Essen (epd). Das Gesundheitswesen soll laut Bundesgesundheitsminister Karl Lauterbach (SPD) künftig deutlich weniger von Bürokratie und Ökonomisierung bestimmt werden. „Bei der Ökonomisierung sind wir in einigen Bereichen zu weit gegangen“, sagte Lauterbach selbstkritisch bei der Eröffnung des Deutschen Ärztetags am 16. Mai in Essen. Bundesärztekammer-Präsident Klaus Reinhardt forderte eine frühzeitige Einbeziehung der Landes- und Bundesärztekammern in den vom Bundesgesundheitsministerium geplanten Reformprozess.
„Technokratische Lösungen fressen die Seele der Versorgung auf“, sagte Lauterbach vor rund 250 ärztlichen Delegierten aus 17 Landesärztekammern bundesweit. Das Gesundheitswesen müsse zurück zu den Wurzeln einer an den Bedürfnissen der Menschen orientierten Medizin. Als „roten Faden“ seiner noch 2023 anstehenden Reformen bezeichnete es Bundesgesundheitsminister Lauterbach, in manchen Bereichen „eine überdrehte Ökonomisierung zurückzudrehen“. Etwa bei Fallpauschalen in Krankenhäusern, über die sie sich finanzieren müssten. Ziel sei es, dass in Zukunft bis zu 60 Prozent der Versorgung fallunabhängig über Leistungspauschalen abgerechnet werden könnten.

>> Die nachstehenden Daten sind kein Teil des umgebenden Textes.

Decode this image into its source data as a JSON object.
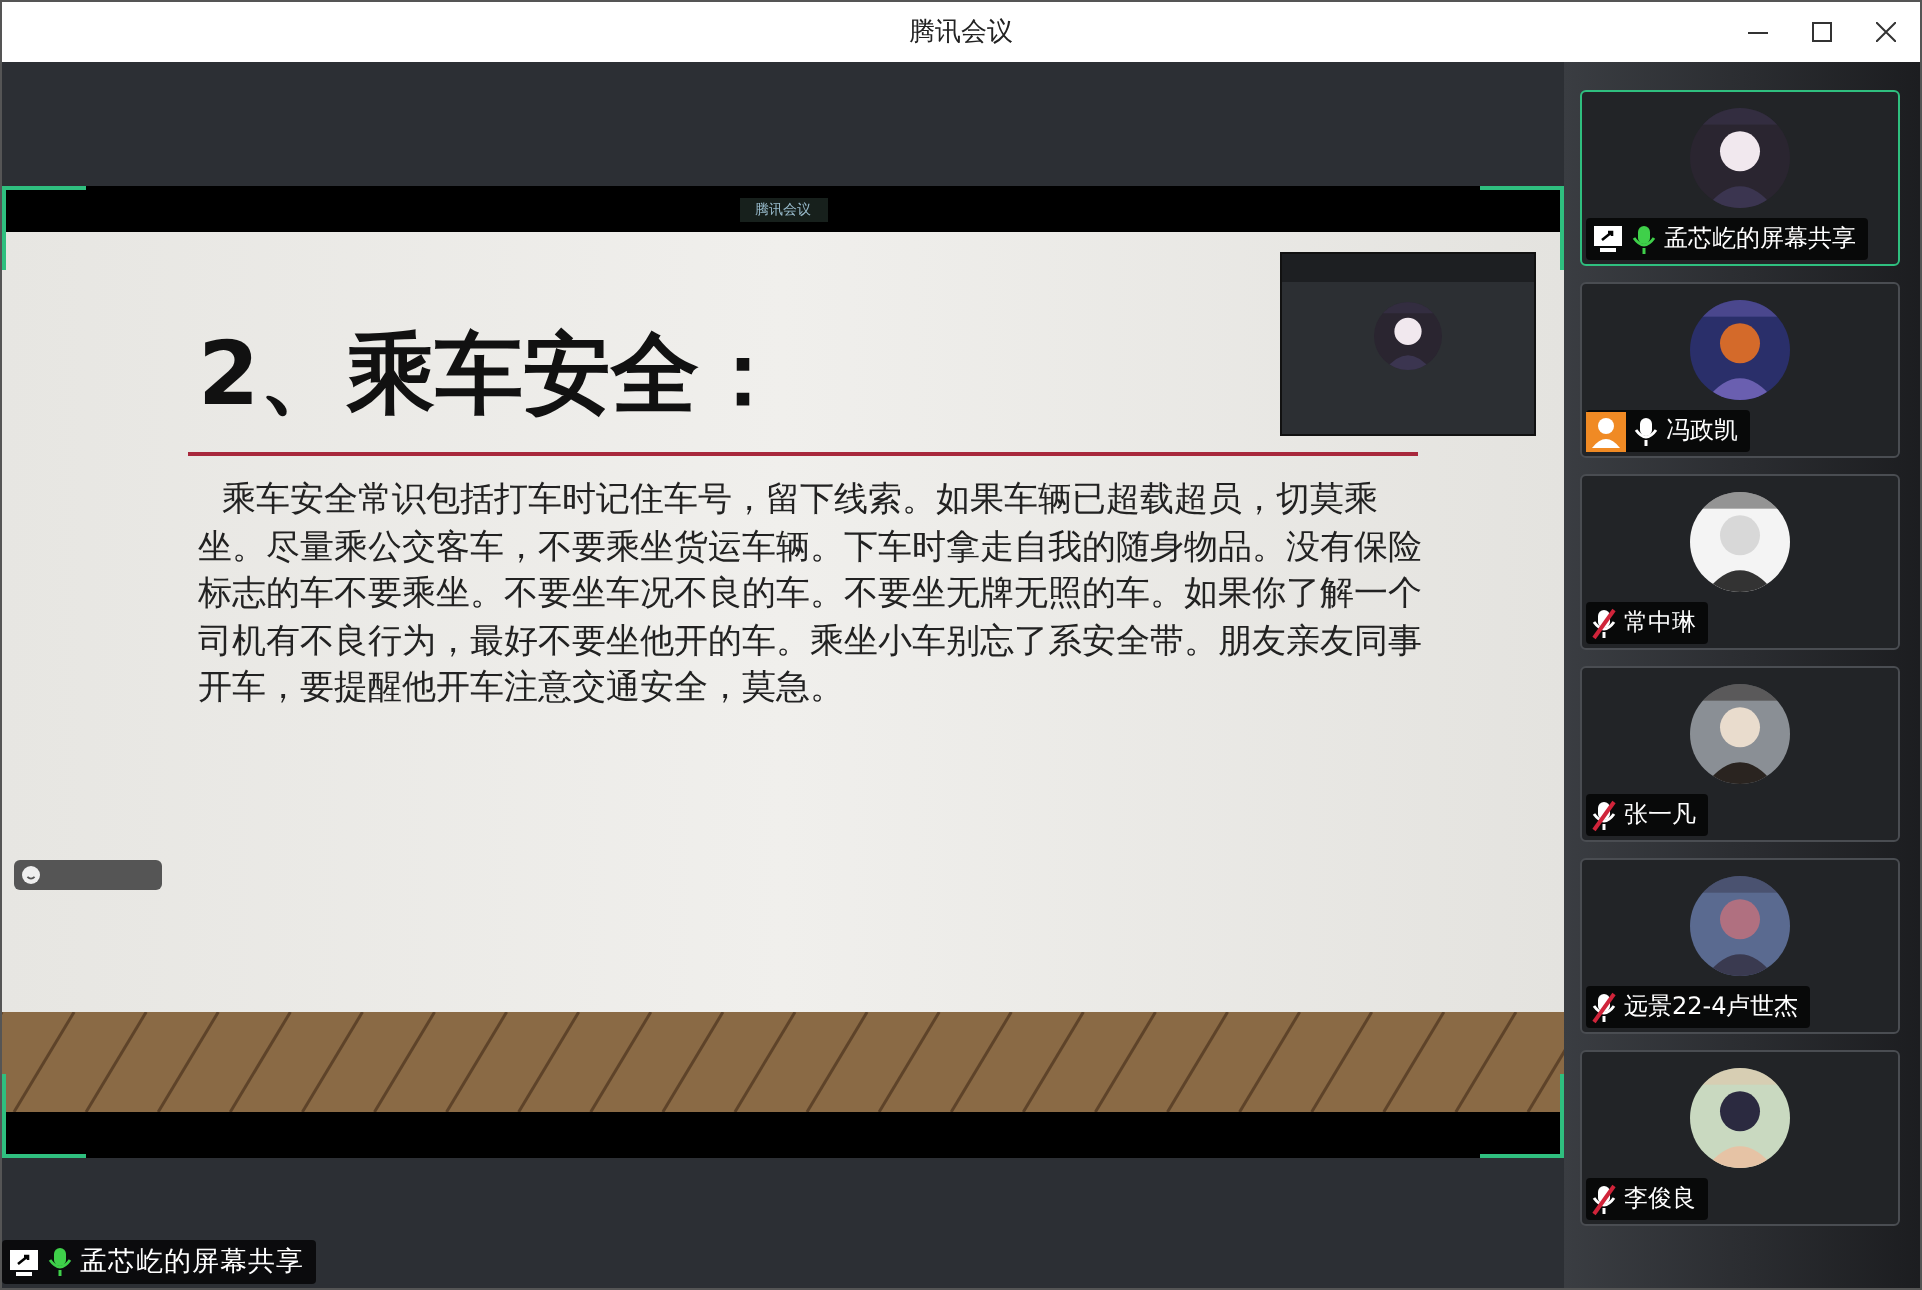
{
  "window": {
    "title": "腾讯会议"
  },
  "shared_screen": {
    "app_badge": "腾讯会议",
    "slide": {
      "title": "2、乘车安全：",
      "body": "乘车安全常识包括打车时记住车号，留下线索。如果车辆已超载超员，切莫乘坐。尽量乘公交客车，不要乘坐货运车辆。下车时拿走自我的随身物品。没有保险标志的车不要乘坐。不要坐车况不良的车。不要坐无牌无照的车。如果你了解一个司机有不良行为，最好不要坐他开的车。乘坐小车别忘了系安全带。朋友亲友同事开车，要提醒他开车注意交通安全，莫急。"
    }
  },
  "presenter_label": {
    "name": "孟芯屹的屏幕共享",
    "muted": false,
    "speaking": true,
    "sharing": true
  },
  "participants": [
    {
      "name": "孟芯屹的屏幕共享",
      "muted": false,
      "speaking": true,
      "sharing": true,
      "host": false,
      "selected": true
    },
    {
      "name": "冯政凯",
      "muted": false,
      "speaking": false,
      "sharing": false,
      "host": true,
      "selected": false
    },
    {
      "name": "常中琳",
      "muted": true,
      "speaking": false,
      "sharing": false,
      "host": false,
      "selected": false
    },
    {
      "name": "张一凡",
      "muted": true,
      "speaking": false,
      "sharing": false,
      "host": false,
      "selected": false
    },
    {
      "name": "远景22-4卢世杰",
      "muted": true,
      "speaking": false,
      "sharing": false,
      "host": false,
      "selected": false
    },
    {
      "name": "李俊良",
      "muted": true,
      "speaking": false,
      "sharing": false,
      "host": false,
      "selected": false
    }
  ]
}
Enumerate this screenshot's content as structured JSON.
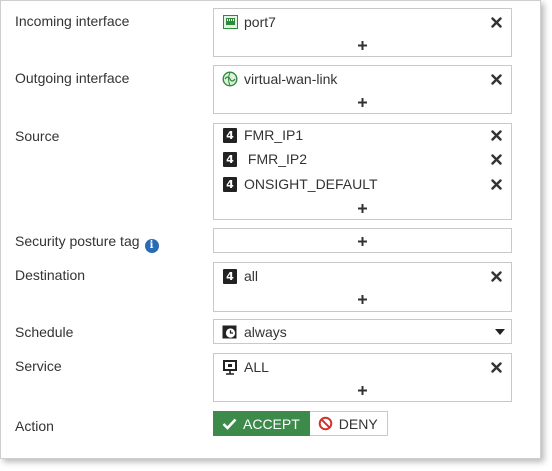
{
  "form": {
    "incoming": {
      "label": "Incoming interface",
      "entries": [
        {
          "text": "port7",
          "icon": "port-icon"
        }
      ]
    },
    "outgoing": {
      "label": "Outgoing interface",
      "entries": [
        {
          "text": "virtual-wan-link",
          "icon": "sd-wan-icon"
        }
      ]
    },
    "source": {
      "label": "Source",
      "entries": [
        {
          "text": "FMR_IP1",
          "icon": "ipv4-address-icon"
        },
        {
          "text": " FMR_IP2",
          "icon": "ipv4-address-icon"
        },
        {
          "text": "ONSIGHT_DEFAULT",
          "icon": "ipv4-address-icon"
        }
      ]
    },
    "posture": {
      "label": "Security posture tag",
      "entries": []
    },
    "destination": {
      "label": "Destination",
      "entries": [
        {
          "text": "all",
          "icon": "ipv4-address-icon"
        }
      ]
    },
    "schedule": {
      "label": "Schedule",
      "value": "always",
      "icon": "schedule-icon"
    },
    "service": {
      "label": "Service",
      "entries": [
        {
          "text": "ALL",
          "icon": "service-icon"
        }
      ]
    },
    "action": {
      "label": "Action",
      "accept_label": "ACCEPT",
      "deny_label": "DENY",
      "selected": "ACCEPT"
    }
  },
  "colors": {
    "accept_bg": "#3c8b4a",
    "deny_icon": "#d0342c",
    "info_icon": "#2a6bb5",
    "port_icon": "#2e8b3a"
  }
}
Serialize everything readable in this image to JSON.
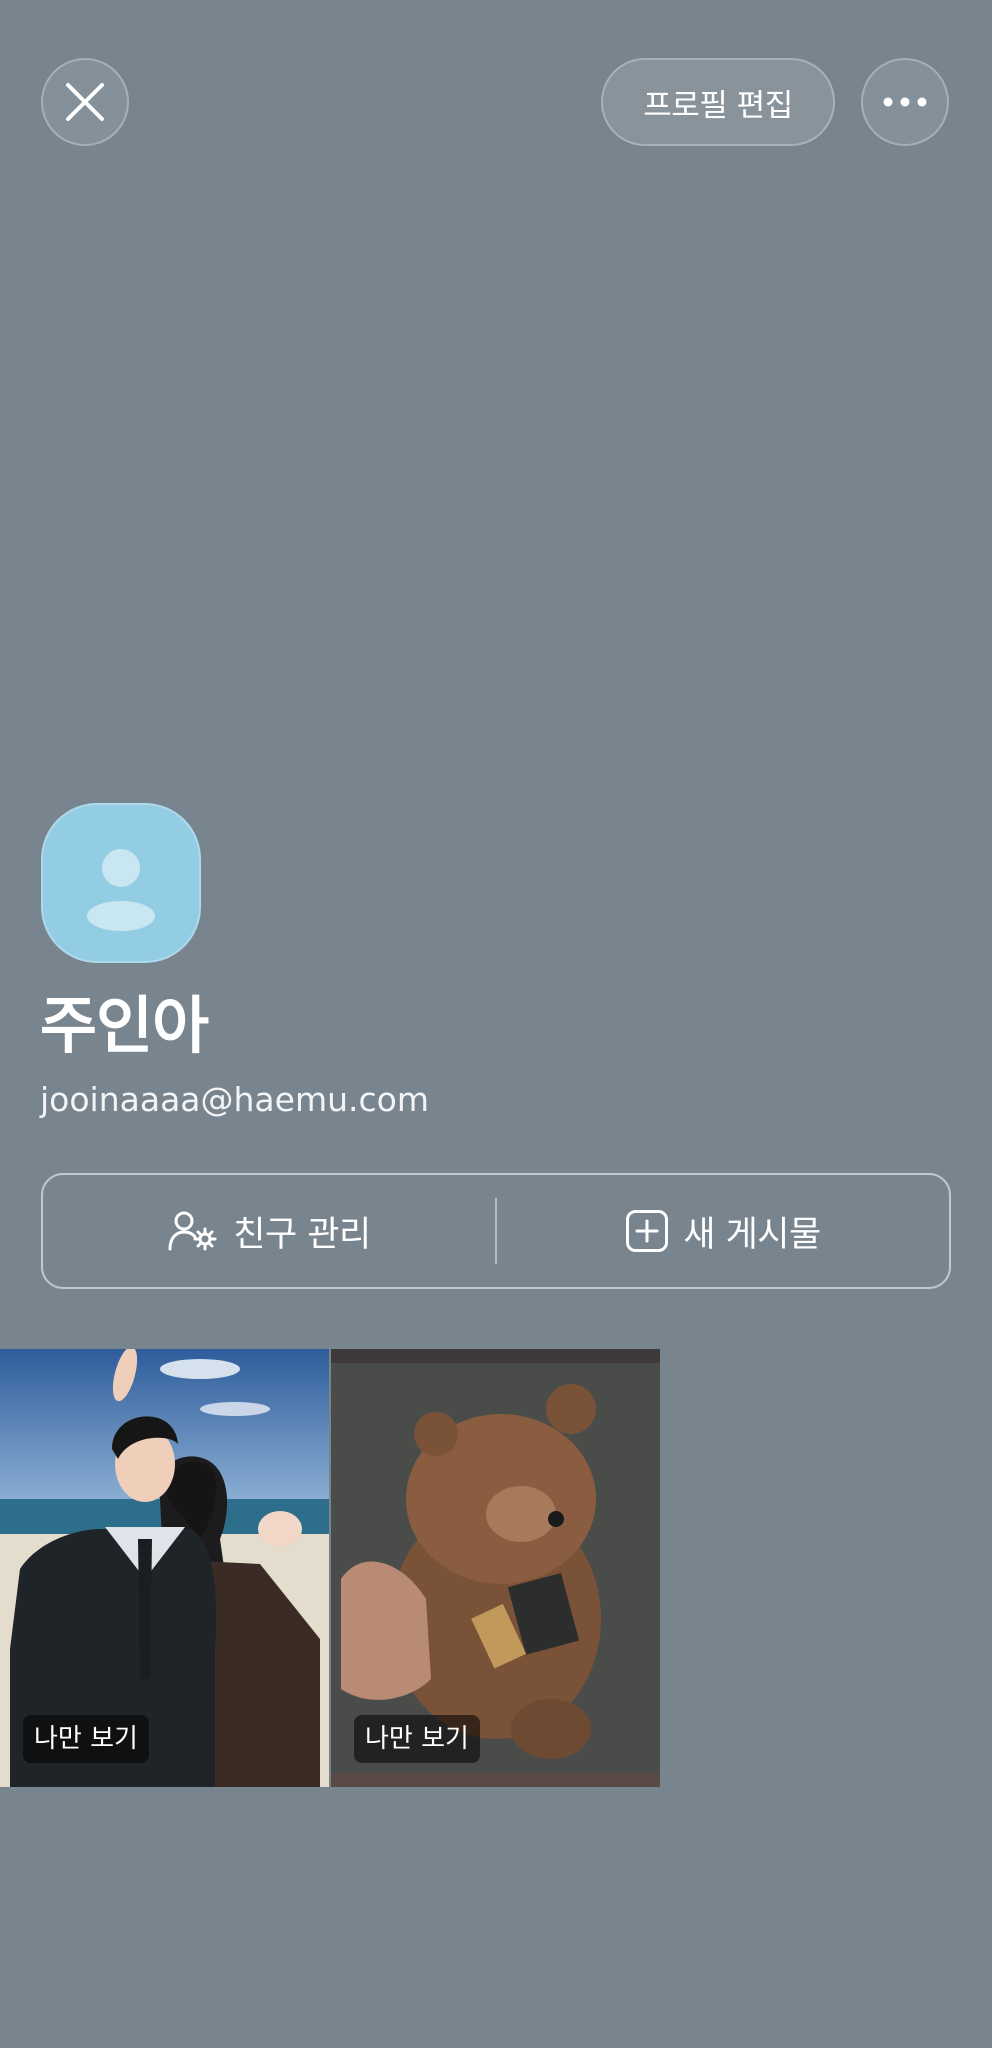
{
  "header": {
    "close_icon": "close-icon",
    "edit_profile_label": "프로필 편집",
    "more_icon": "more-horizontal-icon"
  },
  "profile": {
    "avatar_icon": "default-person-avatar",
    "name": "주인아",
    "email": "jooinaaaa@haemu.com"
  },
  "actions": {
    "manage_friends_label": "친구 관리",
    "manage_friends_icon": "person-settings-icon",
    "new_post_label": "새 게시물",
    "new_post_icon": "plus-square-icon"
  },
  "posts": [
    {
      "badge": "나만 보기",
      "image": "couple-photo-at-beach"
    },
    {
      "badge": "나만 보기",
      "image": "brown-teddy-bear"
    }
  ],
  "colors": {
    "background": "#78858f",
    "avatar": "#93cde3"
  }
}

Mit Blick auf die Digitalisierung im Gesundheitswesen sprach Lauterbach von einer „Aufholjagd“ gegenüber anderen Ländern. Bis 2025 sollten 80 Prozent alle Patientinnen und Patienten mit einer elektronischen Patientenakte (ePA) ausgestattet sein.
Der nordrhein-westfälische Gesundheitsminister Karl-Josef Laumann (CDU) nannte es eine „Gerechtigkeitsfrage“ sicherzustellen, dass alle Menschen in akzeptablen Zeiträumen Zugang zum Gesundheitssystem hätten. Die Politik müsse im Auge behalten, „dass die Strukturen des Gesundheitssystems für die kranken Menschen da sind und nicht die kranken Menschen für die Strukturen“. In Krankenhäusern sollten Qualität und Erreichbarkeit erhalten bleiben, aber gleichzeitig Doppelstrukturen vermieden werden, sagte Laumann weiter.
Kritisch äußerte sich Laumann gegenüber einer wachsenden Zahl „kapitalgesteuerter“ Medizinischer Versorgungzentren (MVZ). Patienten müssten sich darauf verlassen können, dass ärztliche Beratung „von Fachwissen geprägt ist und nicht von finanzieller Abhängigkeit“.
Bundesärztekammer-Präsident Klaus Reinhardt forderte eine frühzeitige Einbeziehung der Landes- und Bundesärztekammern in den vom Bundesgesundheitsministerium geplanten Reformprozess. Sein Eindruck sei, dass die politische Partizipation der Ärzteschaft oft „als unnötig oder störend empfunden“ werde und der Praxis-Check für neue Maßnahmen zu spät komme. „Partizipation bei der Planung sollte am Anfang einer jeden Reformidee stehen“, sagte Reinhardt.
Schwerpunktthemen bei den berufspolitischen und medizinisch-ethischen Debatten des 127. Deutschen Ärztetages in der Messe Essen sind die Pläne der Bundesregierung zur Neuorganisation der Krankenhausplanung und Vergütung, das Berufsverständnis der ärztlichen Profession und die Gesundheitsbildung bei Kindern und Jugendlichen. Weitere Themen sind der Einfluss fachfremder Investoren in Form von Medizinischen Versorgungszentren (MVZ) auf die ambulante Patientenversorgung, die zukünftige Finanzierung des Krankenversicherungssystems sowie Fragen der Digitalisierung.